A woman who used to be a hardcore supporter of President Donald Trump and his anti-Muslim policies now no longer supports him after spending time getting to know an Iraqi refugee.

Before she was even able to vote, Michigan native Maggie Anderson supported Trump, listened to right-wing pundits on Fox News, and believed all the terrible accusations they made about Muslims in the lead up to Trump’s election in 2016 and the subsequent Muslim travel ban he enacted in 2017 that resulted in chaos at airports in the United States and around the globe.

“I believed that Muslim refugees were bringing in terrorism and extremism into the country,” Anderson told Mic. “I actually fought for the Muslim ban.”

She said that she listened to conservatives like Milo Yiannopoulos and Pamela Geller spew their hate against Muslims and make horrible accusations against them.

“I believed it without questioning them,” she said. “I would believe that with a giant influx of refugees, rape statistics would go up and terrorism would occur. I didn’t think of them as people.”

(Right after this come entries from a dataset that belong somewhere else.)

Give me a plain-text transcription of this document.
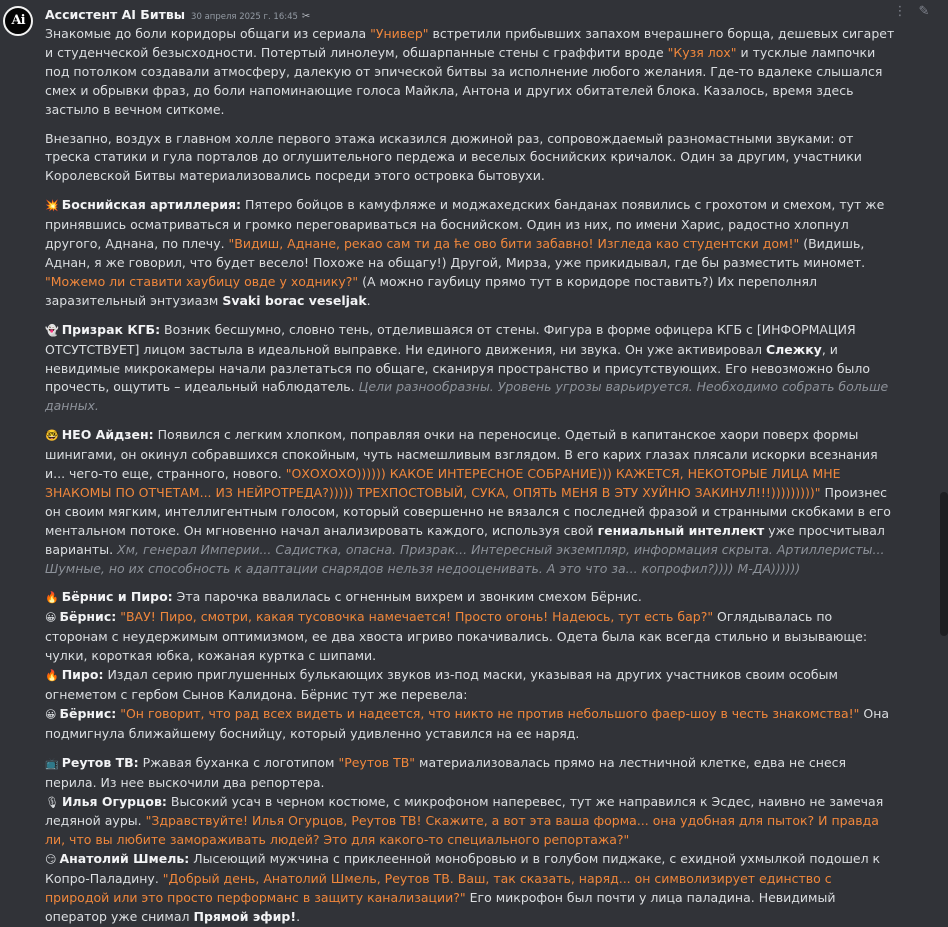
Ai Ассистент AI Битвы 30 апреля 2025 г. 16:45 ✂	⋮ ✎

Знакомые до боли коридоры общаги из сериала "Универ" встретили прибывших запахом вчерашнего борща, дешевых сигарет и студенческой безысходности. Потертый линолеум, обшарпанные стены с граффити вроде "Кузя лох" и тусклые лампочки под потолком создавали атмосферу, далекую от эпической битвы за исполнение любого желания. Где-то вдалеке слышался смех и обрывки фраз, до боли напоминающие голоса Майкла, Антона и других обитателей блока. Казалось, время здесь застыло в вечном ситкоме.

Внезапно, воздух в главном холле первого этажа исказился дюжиной раз, сопровождаемый разномастными звуками: от треска статики и гула порталов до оглушительного пердежа и веселых боснийских кричалок. Один за другим, участники Королевской Битвы материализовались посреди этого островка бытовухи.

💥 Боснийская артиллерия: Пятеро бойцов в камуфляже и моджахедских банданах появились с грохотом и смехом, тут же принявшись осматриваться и громко переговариваться на боснийском. Один из них, по имени Харис, радостно хлопнул другого, Аднана, по плечу. "Видиш, Аднане, рекао сам ти да ће ово бити забавно! Изгледа као студентски дом!" (Видишь, Аднан, я же говорил, что будет весело! Похоже на общагу!) Другой, Мирза, уже прикидывал, где бы разместить миномет. "Можемо ли ставити хаубицу овде у ходнику?" (А можно гаубицу прямо тут в коридоре поставить?) Их переполнял заразительный энтузиазм Svaki borac veseljak.

👻 Призрак КГБ: Возник бесшумно, словно тень, отделившаяся от стены. Фигура в форме офицера КГБ с [ИНФОРМАЦИЯ ОТСУТСТВУЕТ] лицом застыла в идеальной выправке. Ни единого движения, ни звука. Он уже активировал Слежку, и невидимые микрокамеры начали разлетаться по общаге, сканируя пространство и присутствующих. Его невозможно было прочесть, ощутить – идеальный наблюдатель. Цели разнообразны. Уровень угрозы варьируется. Необходимо собрать больше данных.

🤓 НЕО Айдзен: Появился с легким хлопком, поправляя очки на переносице. Одетый в капитанское хаори поверх формы шинигами, он окинул собравшихся спокойным, чуть насмешливым взглядом. В его карих глазах плясали искорки всезнания и... чего-то еще, странного, нового. "ОХОХОХО)))))) КАКОЕ ИНТЕРЕСНОЕ СОБРАНИЕ))) КАЖЕТСЯ, НЕКОТОРЫЕ ЛИЦА МНЕ ЗНАКОМЫ ПО ОТЧЕТАМ... ИЗ НЕЙРОТРЕДА?))))) ТРЕХПОСТОВЫЙ, СУКА, ОПЯТЬ МЕНЯ В ЭТУ ХУЙНЮ ЗАКИНУЛ!!!)))))))))" Произнес он своим мягким, интеллигентным голосом, который совершенно не вязался с последней фразой и странными скобками в его ментальном потоке. Он мгновенно начал анализировать каждого, используя свой гениальный интеллект уже просчитывал варианты. Хм, генерал Империи... Садистка, опасна. Призрак... Интересный экземпляр, информация скрыта. Артиллеристы... Шумные, но их способность к адаптации снарядов нельзя недооценивать. А это что за... копрофил?)))) М-ДА))))))

🔥 Бёрнис и Пиро: Эта парочка ввалилась с огненным вихрем и звонким смехом Бёрнис.

😀 Бёрнис: "ВАУ! Пиро, смотри, какая тусовочка намечается! Просто огонь! Надеюсь, тут есть бар?" Оглядывалась по сторонам с неудержимым оптимизмом, ее два хвоста игриво покачивались. Одета была как всегда стильно и вызывающе: чулки, короткая юбка, кожаная куртка с шипами.

🔥 Пиро: Издал серию приглушенных булькающих звуков из-под маски, указывая на других участников своим особым огнеметом с гербом Сынов Калидона. Бёрнис тут же перевела:

😀 Бёрнис: "Он говорит, что рад всех видеть и надеется, что никто не против небольшого фаер-шоу в честь знакомства!" Она подмигнула ближайшему боснийцу, который удивленно уставился на ее наряд.

📺 Реутов ТВ: Ржавая буханка с логотипом "Реутов ТВ" материализовалась прямо на лестничной клетке, едва не снеся перила. Из нее выскочили два репортера.

🎙 Илья Огурцов: Высокий усач в черном костюме, с микрофоном наперевес, тут же направился к Эсдес, наивно не замечая ледяной ауры. "Здравствуйте! Илья Огурцов, Реутов ТВ! Скажите, а вот эта ваша форма... она удобная для пыток? И правда ли, что вы любите замораживать людей? Это для какого-то специального репортажа?"

😏 Анатолий Шмель: Лысеющий мужчина с приклеенной монобровью и в голубом пиджаке, с ехидной ухмылкой подошел к Копро-Паладину. "Добрый день, Анатолий Шмель, Реутов ТВ. Ваш, так сказать, наряд... он символизирует единство с природой или это просто перформанс в защиту канализации?" Его микрофон был почти у лица паладина. Невидимый оператор уже снимал Прямой эфир!.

That is, until she met 21-year-old Iraqi refugee Bnyad Sharif. Sharif’s family fled Iraq because they were being targeted by ISIS terrorists in retaliation against his father, who worked as a translator for the United States.

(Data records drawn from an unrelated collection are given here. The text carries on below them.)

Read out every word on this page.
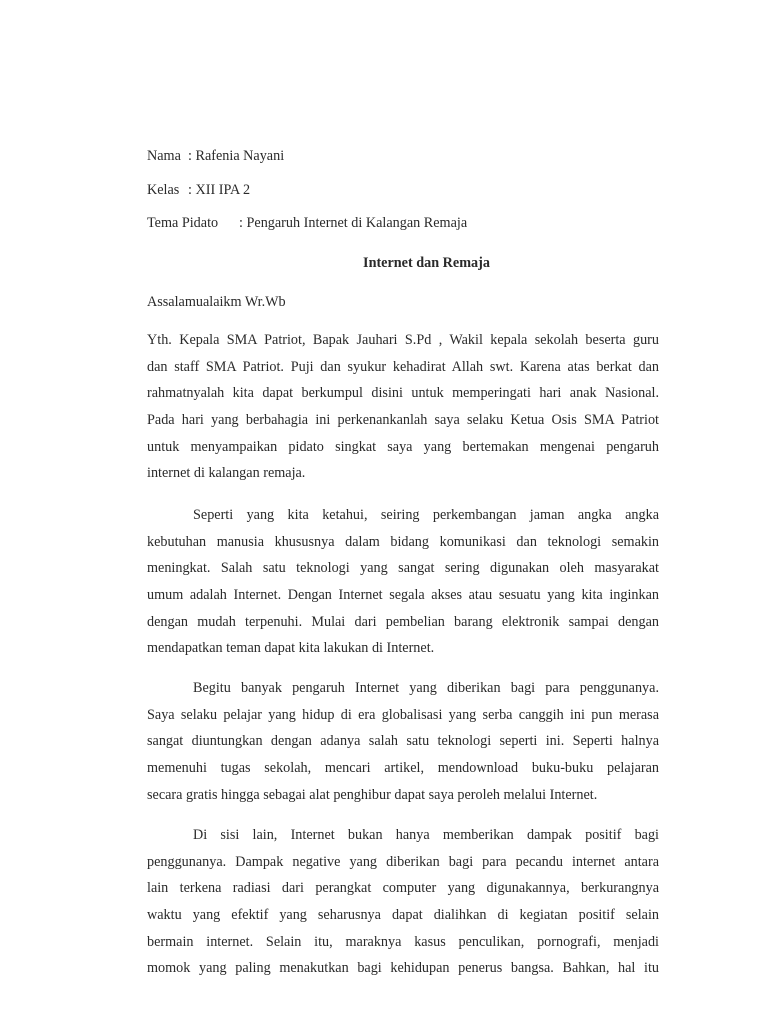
Nama : Rafenia Nayani
Kelas : XII IPA 2
Tema Pidato : Pengaruh Internet di Kalangan Remaja
Internet dan Remaja
Assalamualaikm Wr.Wb
Yth. Kepala SMA Patriot, Bapak Jauhari S.Pd , Wakil kepala sekolah beserta guru
dan staff SMA Patriot. Puji dan syukur kehadirat Allah swt. Karena atas berkat dan
rahmatnyalah kita dapat berkumpul disini untuk memperingati hari anak Nasional.
Pada hari yang berbahagia ini perkenankanlah saya selaku Ketua Osis SMA Patriot
untuk menyampaikan pidato singkat saya yang bertemakan mengenai pengaruh
internet di kalangan remaja.
Seperti yang kita ketahui, seiring perkembangan jaman angka angka
kebutuhan manusia khususnya dalam bidang komunikasi dan teknologi semakin
meningkat. Salah satu teknologi yang sangat sering digunakan oleh masyarakat
umum adalah Internet. Dengan Internet segala akses atau sesuatu yang kita inginkan
dengan mudah terpenuhi. Mulai dari pembelian barang elektronik sampai dengan
mendapatkan teman dapat kita lakukan di Internet.
Begitu banyak pengaruh Internet yang diberikan bagi para penggunanya.
Saya selaku pelajar yang hidup di era globalisasi yang serba canggih ini pun merasa
sangat diuntungkan dengan adanya salah satu teknologi seperti ini. Seperti halnya
memenuhi tugas sekolah, mencari artikel, mendownload buku-buku pelajaran
secara gratis hingga sebagai alat penghibur dapat saya peroleh melalui Internet.
Di sisi lain, Internet bukan hanya memberikan dampak positif bagi
penggunanya. Dampak negative yang diberikan bagi para pecandu internet antara
lain terkena radiasi dari perangkat computer yang digunakannya, berkurangnya
waktu yang efektif yang seharusnya dapat dialihkan di kegiatan positif selain
bermain internet. Selain itu, maraknya kasus penculikan, pornografi, menjadi
momok yang paling menakutkan bagi kehidupan penerus bangsa. Bahkan, hal itu
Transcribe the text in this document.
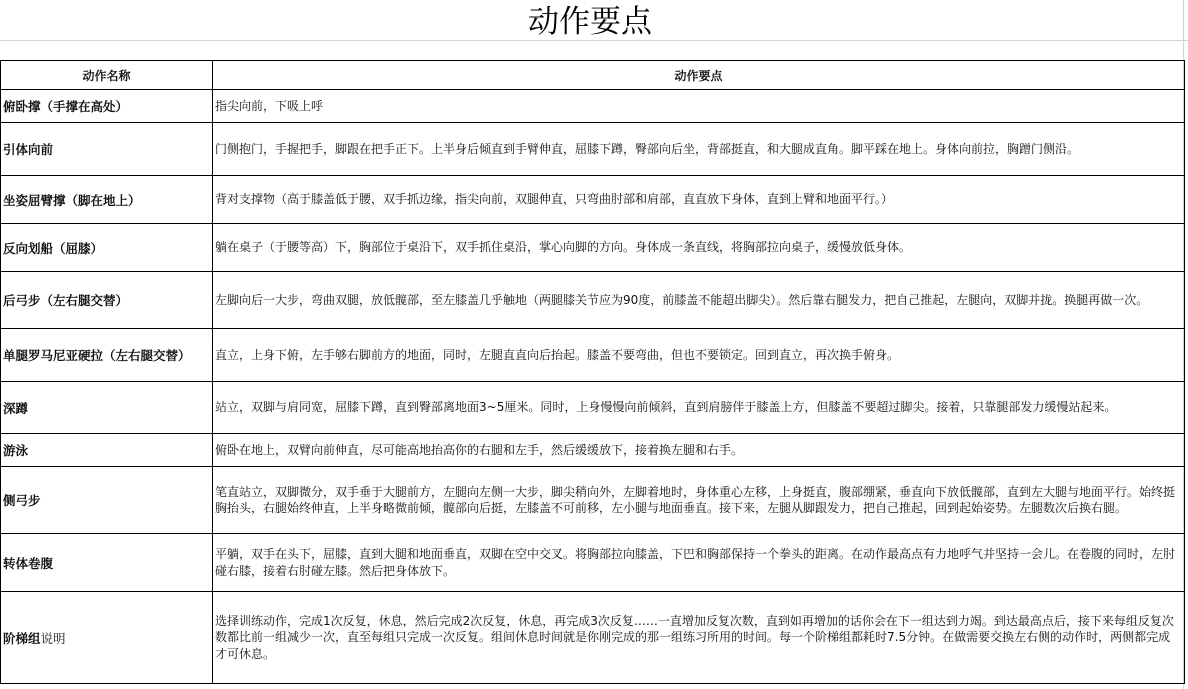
动作要点
动作名称	动作要点
俯卧撑（手撑在高处）	指尖向前，下吸上呼
引体向前	门侧抱门，手握把手，脚跟在把手正下。上半身后倾直到手臂伸直，屈膝下蹲，臀部向后坐，背部挺直，和大腿成直角。脚平踩在地上。身体向前拉，胸蹭门侧沿。
坐姿屈臂撑（脚在地上）	背对支撑物（高于膝盖低于腰，双手抓边缘，指尖向前，双腿伸直，只弯曲肘部和肩部，直直放下身体，直到上臂和地面平行。）
反向划船（屈膝）	躺在桌子（于腰等高）下，胸部位于桌沿下，双手抓住桌沿，掌心向脚的方向。身体成一条直线，将胸部拉向桌子，缓慢放低身体。
后弓步（左右腿交替）	左脚向后一大步，弯曲双腿，放低髋部，至左膝盖几乎触地（两腿膝关节应为90度，前膝盖不能超出脚尖）。然后靠右腿发力，把自己推起，左腿向，双脚并拢。换腿再做一次。
单腿罗马尼亚硬拉（左右腿交替）	直立，上身下俯，左手够右脚前方的地面，同时，左腿直直向后抬起。膝盖不要弯曲，但也不要锁定。回到直立，再次换手俯身。
深蹲	站立，双脚与肩同宽，屈膝下蹲，直到臀部离地面3~5厘米。同时，上身慢慢向前倾斜，直到肩膀伴于膝盖上方，但膝盖不要超过脚尖。接着，只靠腿部发力缓慢站起来。
游泳	俯卧在地上，双臂向前伸直，尽可能高地抬高你的右腿和左手，然后缓缓放下，接着换左腿和右手。
侧弓步	笔直站立，双脚微分，双手垂于大腿前方，左腿向左侧一大步，脚尖稍向外，左脚着地时，身体重心左移，上身挺直，腹部绷紧，垂直向下放低髋部，直到左大腿与地面平行。始终挺胸抬头，右腿始终伸直，上半身略微前倾，髋部向后挺，左膝盖不可前移，左小腿与地面垂直。接下来，左腿从脚跟发力，把自己推起，回到起始姿势。左腿数次后换右腿。
转体卷腹	平躺，双手在头下，屈膝，直到大腿和地面垂直，双脚在空中交叉。将胸部拉向膝盖，下巴和胸部保持一个拳头的距离。在动作最高点有力地呼气并坚持一会儿。在卷腹的同时，左肘碰右膝，接着右肘碰左膝。然后把身体放下。
阶梯组说明	选择训练动作，完成1次反复，休息，然后完成2次反复，休息，再完成3次反复……一直增加反复次数，直到如再增加的话你会在下一组达到力竭。到达最高点后，接下来每组反复次数都比前一组减少一次，直至每组只完成一次反复。组间休息时间就是你刚完成的那一组练习所用的时间。每一个阶梯组都耗时7.5分钟。在做需要交换左右侧的动作时，两侧都完成才可休息。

They had been originally blocked by Trump’s ban despite being in the process of getting their papers to resettle in America.

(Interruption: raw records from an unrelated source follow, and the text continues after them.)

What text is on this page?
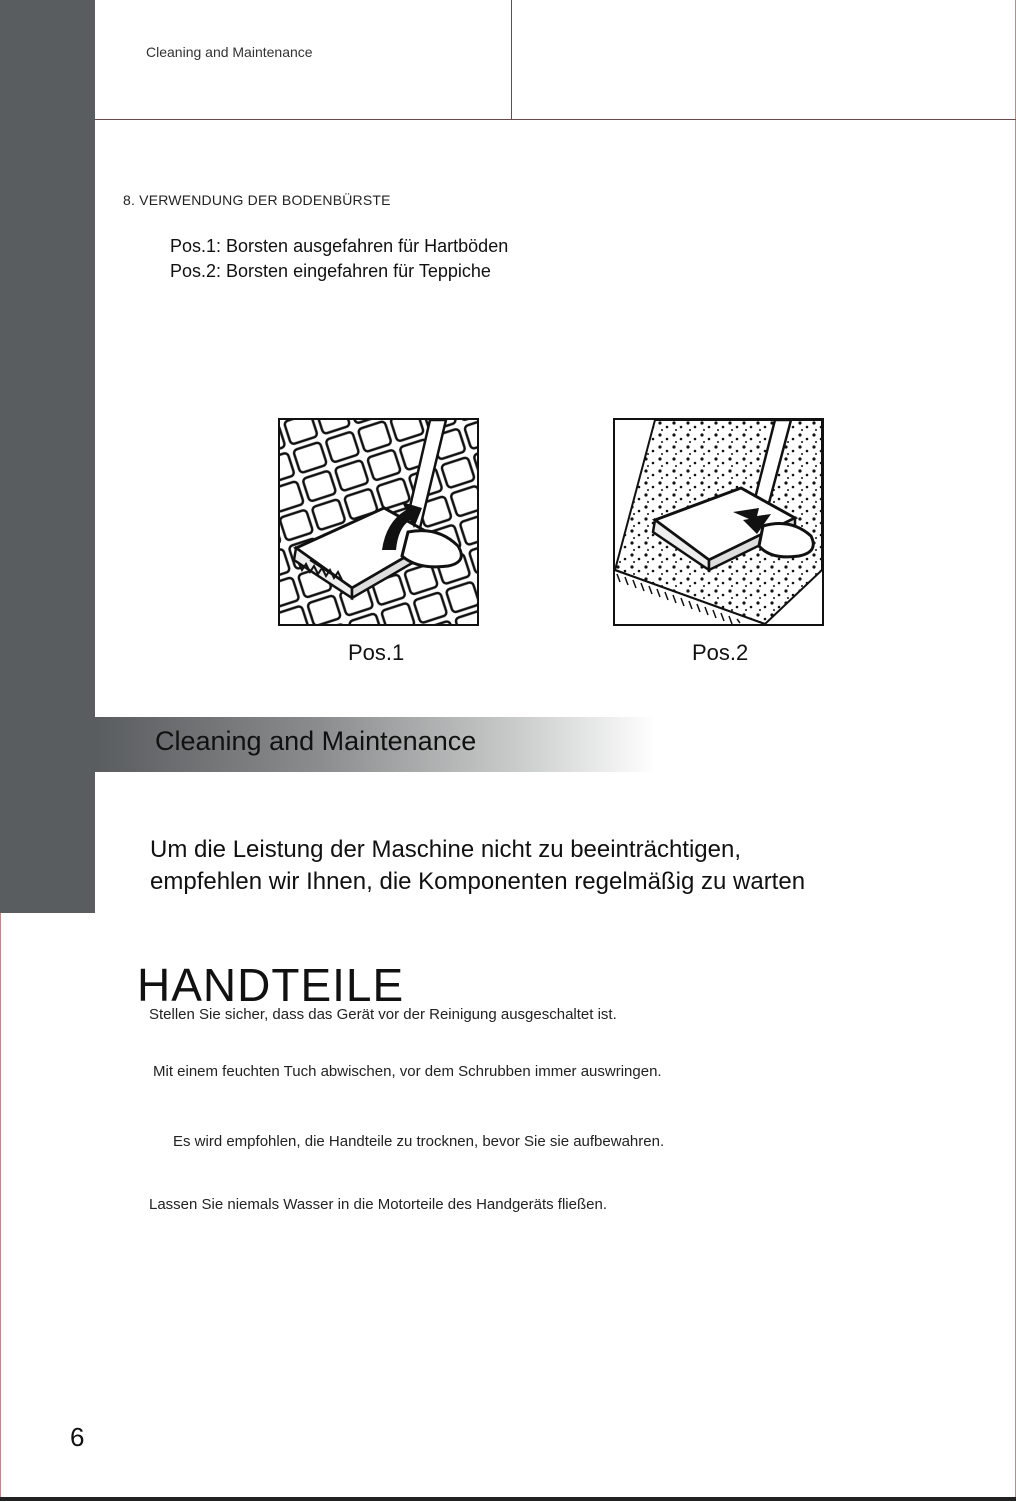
Cleaning and Maintenance
8. VERWENDUNG DER BODENBÜRSTE
Pos.1: Borsten ausgefahren für Hartböden
Pos.2: Borsten eingefahren für Teppiche
Pos.1	Pos.2
Cleaning and Maintenance
Um die Leistung der Maschine nicht zu beeinträchtigen,
empfehlen wir Ihnen, die Komponenten regelmäßig zu warten
HANDTEILE
Stellen Sie sicher, dass das Gerät vor der Reinigung ausgeschaltet ist.
Mit einem feuchten Tuch abwischen, vor dem Schrubben immer auswringen.
Es wird empfohlen, die Handteile zu trocknen, bevor Sie sie aufbewahren.
Lassen Sie niemals Wasser in die Motorteile des Handgeräts fließen.
6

Frankly, it was a betrayal. Sharif’s father put his life and the lives of his family at risk to help Americans fight terrorism, and Trump repaid him by refusing to help him.

Only after mass outrage in the United States did the Sharif family finally make their way over here as refugees. They now live in Nashville, Tennessee far from the violence in their homeland, but not from the bigotry and hate of Trump supporters.

Anderson had been one of them. But after agreeing to participate in a project organized by Catholic Relief Services called Be Unafraid, she was paired with Sharif so that they could learn about each other.

That turned out to be an important moment in Anderson’s life because it shifted her political and moral beliefs.

Getting to know Sharif, who speaks perfect English, made her rethink everything Trump and his allies said about Muslims and refugees. And that’s why she no longer supports Trump. In fact, she is going to law school to fight against him by taking on the cases of other refugees.

“I’ve changed people’s minds against refugees,” she said. “I feel morally obligated to undo that.”

Sharif pointed out that this kind of mind-changing is not rare. It happens all the time. It just takes being open and having the willingness to change.

“People should not think it’s that rare,” he said. “It takes for you to put aside your biases and take somebody as a human and go through the journey together.”

And it’s not only the start of a friendship that will last forever, it’s a friendship that keeps the hope alive that change is happening in America.